= Worm (marketing) =

Market research analysis tool

The "Worm" is a market research analysis tool developed by statistics company Roy Morgan, who called it "The Reactor", with the purpose of gauging an audience's reaction to some visual stimuli over some time period. The name "worm" describes its visual appearance – as a line graph snaking up or down, usually depicted on TV during live political debates.

==Background==

Each member of the audience firstly fills out a questionnaire, used to describe the composition of the audience. Then, each member is given a control device (such as a dial or keypad) with which they select their feelings towards the vision or stimuli (for example, whether they regard the comments currently being made by a speaker favourably or unfavourably).
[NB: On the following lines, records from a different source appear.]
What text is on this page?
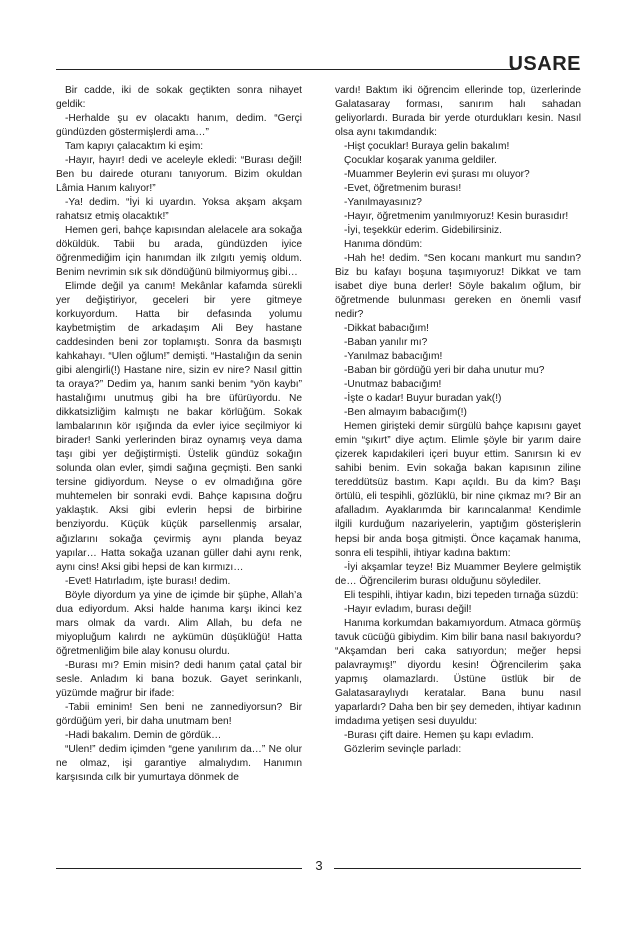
USARE

Bir cadde, iki de sokak geçtikten sonra nihayet geldik:

-Herhalde şu ev olacaktı hanım, dedim. “Gerçi gündüzden göstermişlerdi ama…”

Tam kapıyı çalacaktım ki eşim:

-Hayır, hayır! dedi ve aceleyle ekledi: “Burası değil! Ben bu dairede oturanı tanıyorum. Bizim okuldan Lâmia Hanım kalıyor!”

-Ya! dedim. “İyi ki uyardın. Yoksa akşam akşam rahatsız etmiş olacaktık!”

Hemen geri, bahçe kapısından alelacele ara sokağa döküldük. Tabii bu arada, gündüzden iyice öğrenmediğim için hanımdan ilk zılgıtı yemiş oldum. Benim nevrimin sık sık döndüğünü bilmiyormuş gibi…

Elimde değil ya canım! Mekânlar kafamda sürekli yer değiştiriyor, geceleri bir yere gitmeye korkuyordum. Hatta bir defasında yolumu kaybetmiştim de arkadaşım Ali Bey hastane caddesinden beni zor toplamıştı. Sonra da basmıştı kahkahayı. “Ulen oğlum!” demişti. “Hastalığın da senin gibi alengirli(!) Hastane nire, sizin ev nire? Nasıl gittin ta oraya?” Dedim ya, hanım sanki benim “yön kaybı” hastalığımı unutmuş gibi ha bre üfürüyordu. Ne dikkatsizliğim kalmıştı ne bakar körlüğüm. Sokak lambalarının kör ışığında da evler iyice seçilmiyor ki birader! Sanki yerlerinden biraz oynamış veya dama taşı gibi yer değiştirmişti. Üstelik gündüz sokağın solunda olan evler, şimdi sağına geçmişti. Ben sanki tersine gidiyordum. Neyse o ev olmadığına göre muhtemelen bir sonraki evdi. Bahçe kapısına doğru yaklaştık. Aksi gibi evlerin hepsi de birbirine benziyordu. Küçük küçük parsellenmiş arsalar, ağızlarını sokağa çevirmiş aynı planda beyaz yapılar… Hatta sokağa uzanan güller dahi aynı renk, aynı cins! Aksi gibi hepsi de kan kırmızı…

-Evet! Hatırladım, işte burası! dedim.

Böyle diyordum ya yine de içimde bir şüphe, Allah’a dua ediyordum. Aksi halde hanıma karşı ikinci kez mars olmak da vardı. Alim Allah, bu defa ne miyopluğum kalırdı ne aykümün düşüklüğü! Hatta öğretmenliğim bile alay konusu olurdu.

-Burası mı? Emin misin? dedi hanım çatal çatal bir sesle. Anladım ki bana bozuk. Gayet serinkanlı, yüzümde mağrur bir ifade:

-Tabii eminim! Sen beni ne zannediyorsun? Bir gördüğüm yeri, bir daha unutmam ben!

-Hadi bakalım. Demin de gördük…

“Ulen!” dedim içimden “gene yanılırım da…” Ne olur ne olmaz, işi garantiye almalıydım. Hanımın karşısında cılk bir yumurtaya dönmek de

vardı! Baktım iki öğrencim ellerinde top, üzerlerinde Galatasaray forması, sanırım halı sahadan geliyorlardı. Burada bir yerde oturdukları kesin. Nasıl olsa aynı takımdandık:

-Hişt çocuklar! Buraya gelin bakalım!

Çocuklar koşarak yanıma geldiler.

-Muammer Beylerin evi şurası mı oluyor?

-Evet, öğretmenim burası!

-Yanılmayasınız?

-Hayır, öğretmenim yanılmıyoruz! Kesin burasıdır!

-İyi, teşekkür ederim. Gidebilirsiniz.

Hanıma döndüm:

-Hah he! dedim. “Sen kocanı mankurt mu sandın? Biz bu kafayı boşuna taşımıyoruz! Dikkat ve tam isabet diye buna derler! Söyle bakalım oğlum, bir öğretmende bulunması gereken en önemli vasıf nedir?

-Dikkat babacığım!

-Baban yanılır mı?

-Yanılmaz babacığım!

-Baban bir gördüğü yeri bir daha unutur mu?

-Unutmaz babacığım!

-İşte o kadar! Buyur buradan yak(!)

-Ben almayım babacığım(!)

Hemen girişteki demir sürgülü bahçe kapısını gayet emin “şıkırt” diye açtım. Elimle şöyle bir yarım daire çizerek kapıdakileri içeri buyur ettim. Sanırsın ki ev sahibi benim. Evin sokağa bakan kapısının ziline tereddütsüz bastım. Kapı açıldı. Bu da kim? Başı örtülü, eli tespihli, gözlüklü, bir nine çıkmaz mı? Bir an afalladım. Ayaklarımda bir karıncalanma! Kendimle ilgili kurduğum nazariyelerin, yaptığım gösterişlerin hepsi bir anda boşa gitmişti. Önce kaçamak hanıma, sonra eli tespihli, ihtiyar kadına baktım:

-İyi akşamlar teyze! Biz Muammer Beylere gelmiştik de… Öğrencilerim burası olduğunu söylediler.

Eli tespihli, ihtiyar kadın, bizi tepeden tırnağa süzdü:

-Hayır evladım, burası değil!

Hanıma korkumdan bakamıyordum. Atmaca görmüş tavuk cücüğü gibiydim. Kim bilir bana nasıl bakıyordu? “Akşamdan beri caka satıyordun; meğer hepsi palavraymış!” diyordu kesin! Öğrencilerim şaka yapmış olamazlardı. Üstüne üstlük bir de Galatasaraylıydı keratalar. Bana bunu nasıl yaparlardı? Daha ben bir şey demeden, ihtiyar kadının imdadıma yetişen sesi duyuldu:

-Burası çift daire. Hemen şu kapı evladım.

Gözlerim sevinçle parladı:

3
This dial is checked centrally three times per second, and as the audience reacts differently over time, the collective feelings of the audience are gathered.

==Australian Federal Elections==

The "worm" has been used in the televised political debates in Australian federal elections, including those between then Australian prime minister John Howard and then-leader of the opposition Kevin Rudd in 2007 and between prime minister Julia Gillard and opposition leader Tony Abbott in 2010.

==Internationally==

In the first UK general election debate on 15 April 2010 between Labour Prime Minister Gordon Brown, Conservative leader David Cameron and Liberal Democrat leader Nick Clegg, "the worm" was used in certain segments. A study published in March 2011 suggests that the worm may influence voters.

In New Zealand, the worm has been controversially credited with increasing the support for United Future leader Peter Dunne in the 2002 election.